Um diese Chance zu vergrößern, erließ am Dienstag letzter Woche die amerikanische Luftfahrtbehörde FAA (Federal Aviation Agency) eine Reihe von neuen Sicherheitsbestimmungen.

Innerhalb der nächsten zwei Jahre, so verfügte die FAA, sollen alle Verkehrsflugzeuge und deren Besatzung darauf gerüstet sein, daß sämtliche Passagiere in 90 Sekunden -- statt wie bisher in 120 Sekunden -- über Notausstiege ins Freie gelangen können, selbst wenn nur die Hälfte der vorhandenen Ausgänge benutzbar ist. Zu diesem Zweck müssen

> die Ausgänge mit Notrutschen versehen werden, die sich in zehn Sekunden automatisch aufblasen;

> die Sitzreihen so angebracht sein, daß sie den Zugang zu den Notausstiegen nicht versperren können;

> Gepäckstücke entweder festgeschnallt oder in Behältern gelagert werden, damit sie bei einem Aufprall nicht umhergeschleudert werden.

Die neuen Bestimmungen sollen vor allem jene Art von Katastrophen verhüten, die das britische Luftfahrtfachblatt »Aeroplane« in einem Kommentar zur Flugunfall-Statistik 1965 bereits als anachronistisch bezeichnet hatte: »Es ist nicht länger vertretbar, daß noch immer Passagiere in ihren Sitzen sterben, nachdem sie einen Aufprall kleineren Ausmaßes überlebt haben.«

Allein zwischen 1962 und 1965 gab es 14 sogenannte überlebbare Luftfahrt-Unglücke, bei denen insgesamt 183 Menschen umkamen. Typische Beispiele:

> 30. Juni 1961, Buenos Aires: Eine zweimotorige »C-46« der Transcontinental-Fluglinie fängt nach einer Bruchlandung Feuer. Zwölf Insassen können sich retten, die restlichen 23 sterben in den Flammen.

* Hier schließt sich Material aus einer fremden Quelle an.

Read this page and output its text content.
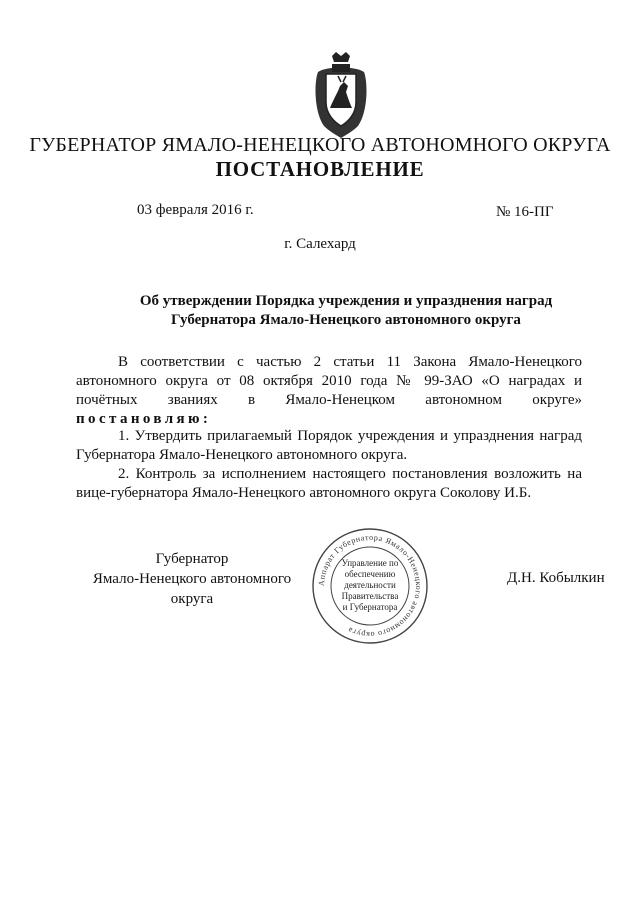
ГУБЕРНАТОР ЯМАЛО-НЕНЕЦКОГО АВТОНОМНОГО ОКРУГА
ПОСТАНОВЛЕНИЕ
03 февраля 2016 г.	№ 16-ПГ
г. Салехард
Об утверждении Порядка учреждения и упразднения наград
Губернатора Ямало-Ненецкого автономного округа
В соответствии с частью 2 статьи 11 Закона Ямало-Ненецкого автономного округа от 08 октября 2010 года № 99-ЗАО «О наградах и почётных званиях в Ямало-Ненецком автономном округе» постановляю:
1. Утвердить прилагаемый Порядок учреждения и упразднения наград Губернатора Ямало-Ненецкого автономного округа.
2. Контроль за исполнением настоящего постановления возложить на вице-губернатора Ямало-Ненецкого автономного округа Соколову И.Б.
Губернатор
Ямало-Ненецкого автономного округа
Аппарат Губернатора Ямало-Ненецкого автономного округа
Управление по
обеспечению
деятельности
Правительства
и Губернатора
Д.Н. Кобылкин
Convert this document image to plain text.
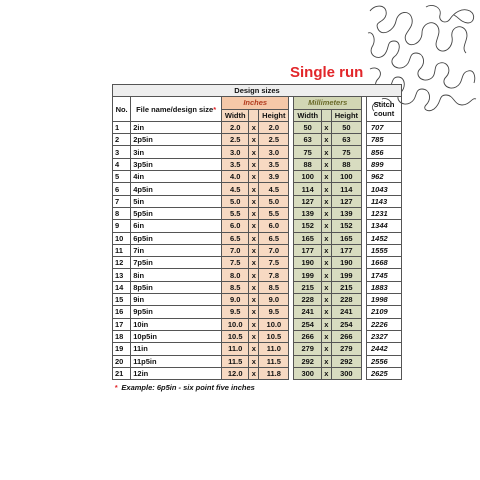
Single run
Design sizes										
No.	File name/design size*	Inches				Millimeters				Stitch count
		Width		Height		Width		Height		
1	2in	2.0	x	2.0		50	x	50		707
2	2p5in	2.5	x	2.5		63	x	63		785
3	3in	3.0	x	3.0		75	x	75		856
4	3p5in	3.5	x	3.5		88	x	88		899
5	4in	4.0	x	3.9		100	x	100		962
6	4p5in	4.5	x	4.5		114	x	114		1043
7	5in	5.0	x	5.0		127	x	127		1143
8	5p5in	5.5	x	5.5		139	x	139		1231
9	6in	6.0	x	6.0		152	x	152		1344
10	6p5in	6.5	x	6.5		165	x	165		1452
11	7in	7.0	x	7.0		177	x	177		1555
12	7p5in	7.5	x	7.5		190	x	190		1668
13	8in	8.0	x	7.8		199	x	199		1745
14	8p5in	8.5	x	8.5		215	x	215		1883
15	9in	9.0	x	9.0		228	x	228		1998
16	9p5in	9.5	x	9.5		241	x	241		2109
17	10in	10.0	x	10.0		254	x	254		2226
18	10p5in	10.5	x	10.5		266	x	266		2327
19	11in	11.0	x	11.0		279	x	279		2442
20	11p5in	11.5	x	11.5		292	x	292		2556
21	12in	12.0	x	11.8		300	x	300		2625
* Example: 6p5in - six point five inches										
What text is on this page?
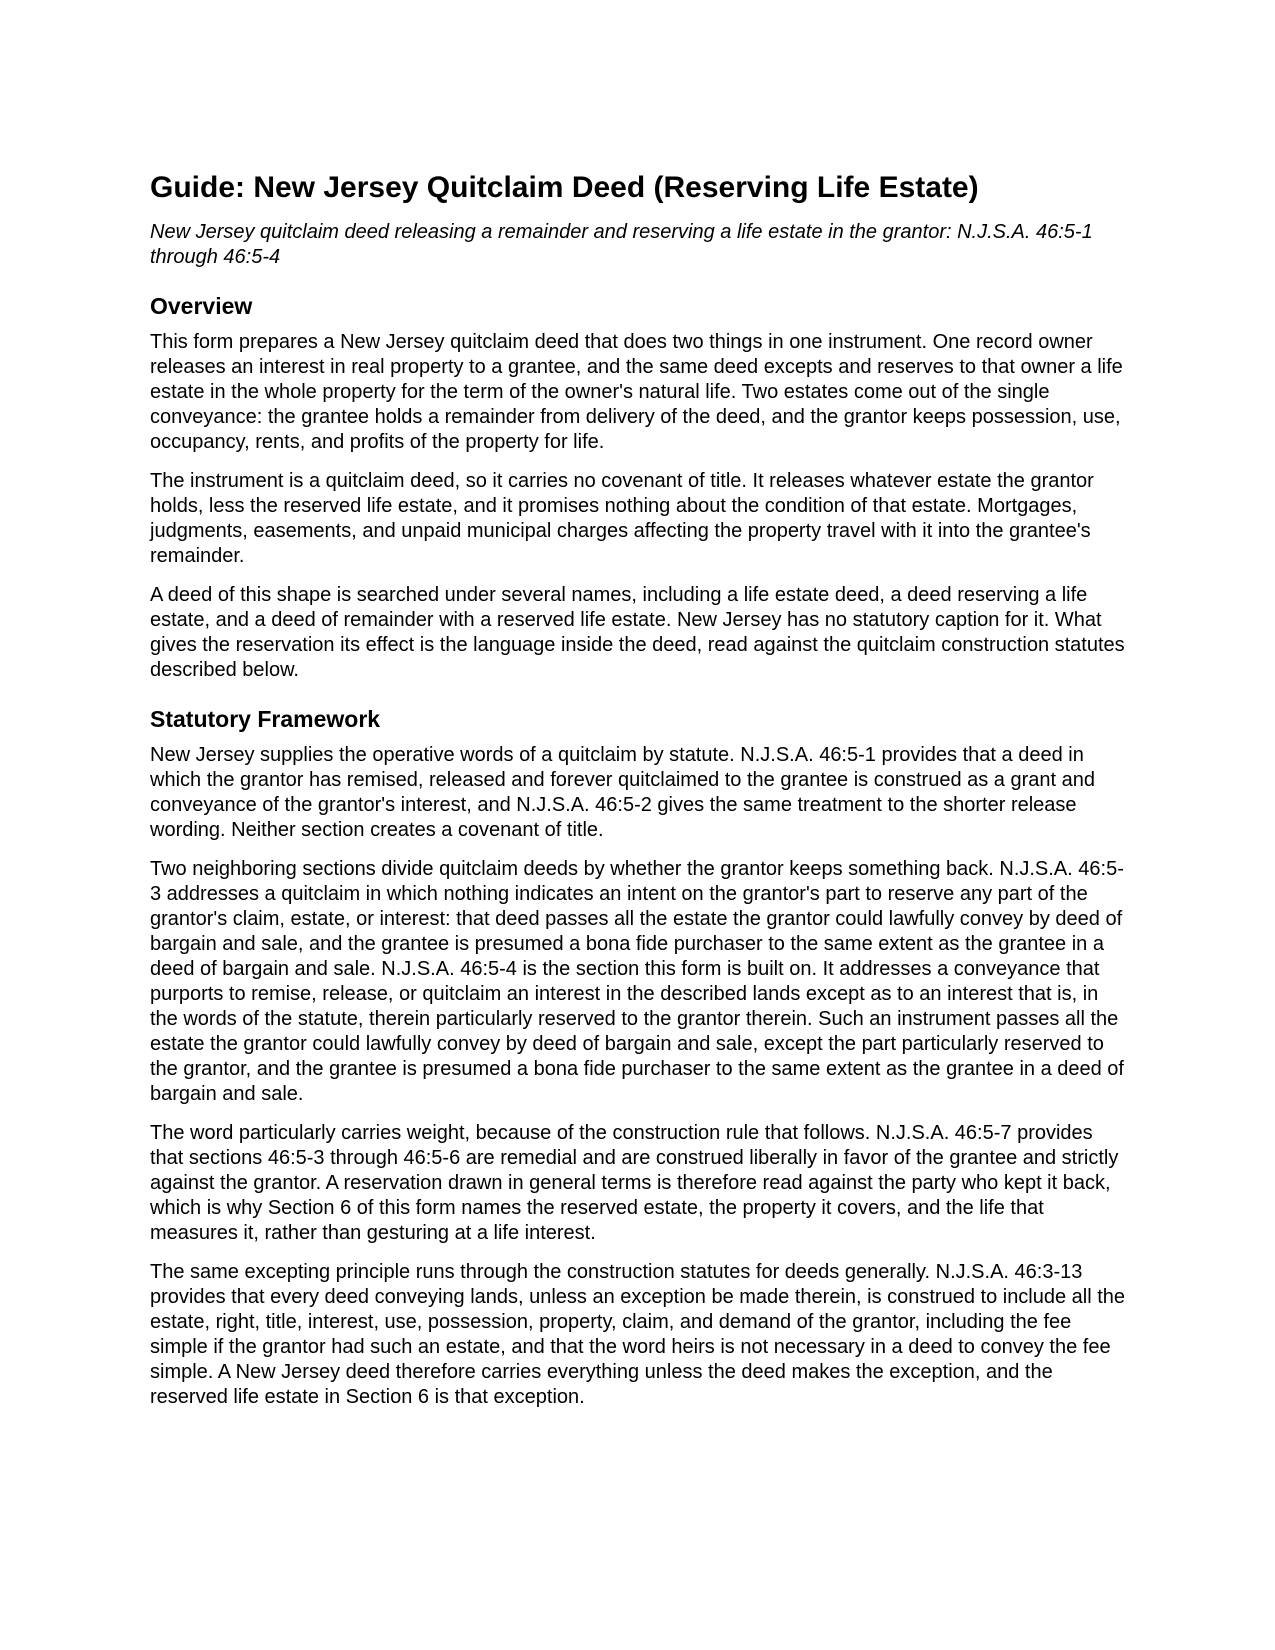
Guide: New Jersey Quitclaim Deed (Reserving Life Estate)

New Jersey quitclaim deed releasing a remainder and reserving a life estate in the grantor: N.J.S.A. 46:5-1 through 46:5-4

Overview

This form prepares a New Jersey quitclaim deed that does two things in one instrument. One record owner releases an interest in real property to a grantee, and the same deed excepts and reserves to that owner a life estate in the whole property for the term of the owner's natural life. Two estates come out of the single conveyance: the grantee holds a remainder from delivery of the deed, and the grantor keeps possession, use, occupancy, rents, and profits of the property for life.

The instrument is a quitclaim deed, so it carries no covenant of title. It releases whatever estate the grantor holds, less the reserved life estate, and it promises nothing about the condition of that estate. Mortgages, judgments, easements, and unpaid municipal charges affecting the property travel with it into the grantee's remainder.

A deed of this shape is searched under several names, including a life estate deed, a deed reserving a life estate, and a deed of remainder with a reserved life estate. New Jersey has no statutory caption for it. What gives the reservation its effect is the language inside the deed, read against the quitclaim construction statutes described below.

Statutory Framework

New Jersey supplies the operative words of a quitclaim by statute. N.J.S.A. 46:5-1 provides that a deed in which the grantor has remised, released and forever quitclaimed to the grantee is construed as a grant and conveyance of the grantor's interest, and N.J.S.A. 46:5-2 gives the same treatment to the shorter release wording. Neither section creates a covenant of title.

Two neighboring sections divide quitclaim deeds by whether the grantor keeps something back. N.J.S.A. 46:5-3 addresses a quitclaim in which nothing indicates an intent on the grantor's part to reserve any part of the grantor's claim, estate, or interest: that deed passes all the estate the grantor could lawfully convey by deed of bargain and sale, and the grantee is presumed a bona fide purchaser to the same extent as the grantee in a deed of bargain and sale. N.J.S.A. 46:5-4 is the section this form is built on. It addresses a conveyance that purports to remise, release, or quitclaim an interest in the described lands except as to an interest that is, in the words of the statute, therein particularly reserved to the grantor therein. Such an instrument passes all the estate the grantor could lawfully convey by deed of bargain and sale, except the part particularly reserved to the grantor, and the grantee is presumed a bona fide purchaser to the same extent as the grantee in a deed of bargain and sale.

The word particularly carries weight, because of the construction rule that follows. N.J.S.A. 46:5-7 provides that sections 46:5-3 through 46:5-6 are remedial and are construed liberally in favor of the grantee and strictly against the grantor. A reservation drawn in general terms is therefore read against the party who kept it back, which is why Section 6 of this form names the reserved estate, the property it covers, and the life that measures it, rather than gesturing at a life interest.

The same excepting principle runs through the construction statutes for deeds generally. N.J.S.A. 46:3-13 provides that every deed conveying lands, unless an exception be made therein, is construed to include all the estate, right, title, interest, use, possession, property, claim, and demand of the grantor, including the fee simple if the grantor had such an estate, and that the word heirs is not necessary in a deed to convey the fee simple. A New Jersey deed therefore carries everything unless the deed makes the exception, and the reserved life estate in Section 6 is that exception.
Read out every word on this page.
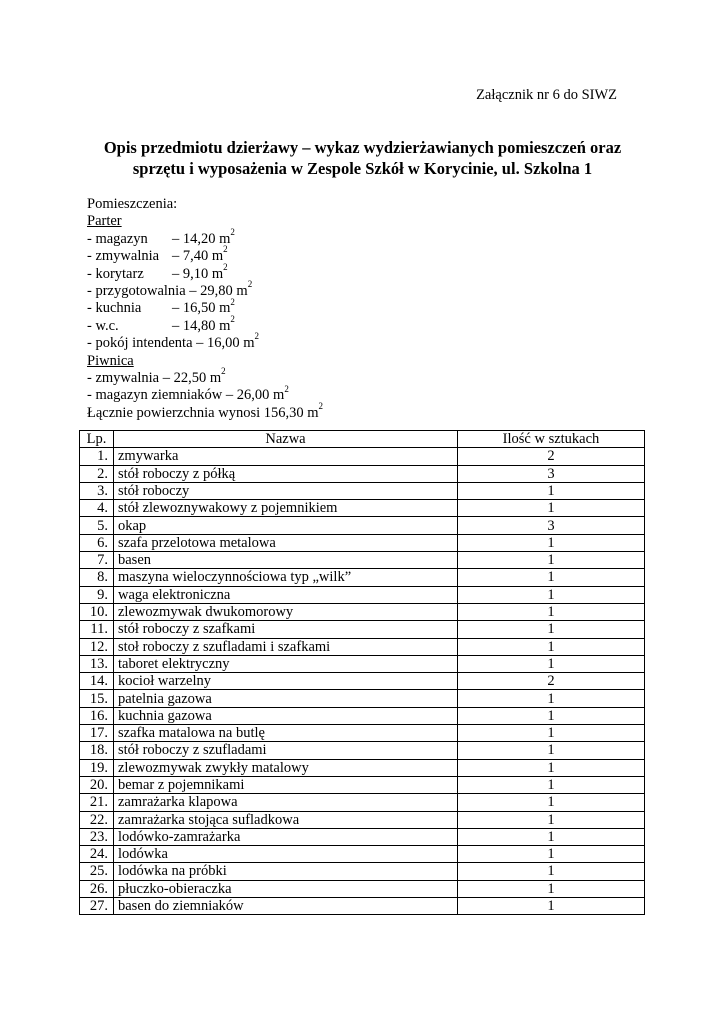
Załącznik nr 6 do SIWZ
Opis przedmiotu dzierżawy – wykaz wydzierżawianych pomieszczeń oraz
sprzętu i wyposażenia w Zespole Szkół w Korycinie, ul. Szkolna 1
Pomieszczenia:
Parter
- magazyn – 14,20 $m^2$
- zmywalnia – 7,40 $m^2$
- korytarz – 9,10 $m^2$
- przygotowalnia – 29,80 $m^2$
- kuchnia – 16,50 $m^2$
- w.c.	– 14,80 $m^2$
- pokój intendenta – 16,00 $m^2$
Piwnica
- zmywalnia – 22,50 $m^2$
- magazyn ziemniaków – 26,00 $m^2$
Łącznie powierzchnia wynosi 156,30 $m^2$
Lp.	Nazwa	Ilość w sztukach
1.	zmywarka	2
2.	stół roboczy z półką	3
3.	stół roboczy	1
4.	stół zlewoznywakowy z pojemnikiem	1
5.	okap	3
6.	szafa przelotowa metalowa	1
7.	basen	1
8.	maszyna wieloczynnościowa typ „wilk”	1
9.	waga elektroniczna	1
10.	zlewozmywak dwukomorowy	1
11.	stół roboczy z szafkami	1
12.	stoł roboczy z szufladami i szafkami	1
13.	taboret elektryczny	1
14.	kocioł warzelny	2
15.	patelnia gazowa	1
16.	kuchnia gazowa	1
17.	szafka matalowa na butlę	1
18.	stół roboczy z szufladami	1
19.	zlewozmywak zwykły matalowy	1
20.	bemar z pojemnikami	1
21.	zamrażarka klapowa	1
22.	zamrażarka stojąca sufladkowa	1
23.	lodówko-zamrażarka	1
24.	lodówka	1
25.	lodówka na próbki	1
26.	płuczko-obieraczka	1
27.	basen do ziemniaków	1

> 23. November 1964, Rom: Eine »Boeing 707« der TWA streift beim Start eine neben der Piste abgestellte Dampf walze und geht in Flammen auf. 48 Tote, 25 Überlebende.

> 11. November 1965, Salt Lake City (US-Staat Utah): Eine »Boeing 727« der United Airlines setzt bei der Landung zu früh und zu hart auf; auslaufender Treibstoff gerät in Brand. 48 Überlebende, 43 Tote. Die besonderen Umstände des Unglücks bei Salt Lake City gaben der US-Luftfahrtbehörde Anlaß für zwei weitere Sicherheitsbestimmungen, die letzte Woche verkündet wurden.

Als seinerzeit Unfallforscher den Hergang der Katastrophe zu rekonstruieren suchten, stellten sie fest, daß beim Aufsetzen die Beine des Hauptfahrwerks die Aluminiumhaut des Rumpfes und die darunter verborgenen Kraftstoffzuleitungen aufgeschlitzt hatten. Konsequenz der FAA: Künftig sollen die Fahrwerke so konstruiert sein, daß sie auch bei extrem hartem Aufsetzen nicht in den Flugzeugrumpf eindringen können.

Die zweite Lehre von Salt Lake City betrifft die Innenverkleidung der Kabinen. Sie soll künftig aus feuerfesten und zudem nicht schwelenden Materialien gefertigt werden.

Grund: Die Autopsie der Leichen von Salt Lake City hatte ergeben, daß die meisten Unglücksopfer nicht verbrannt, sondern im Qualm der schwelenden Kabinenausstattung erstickt waren.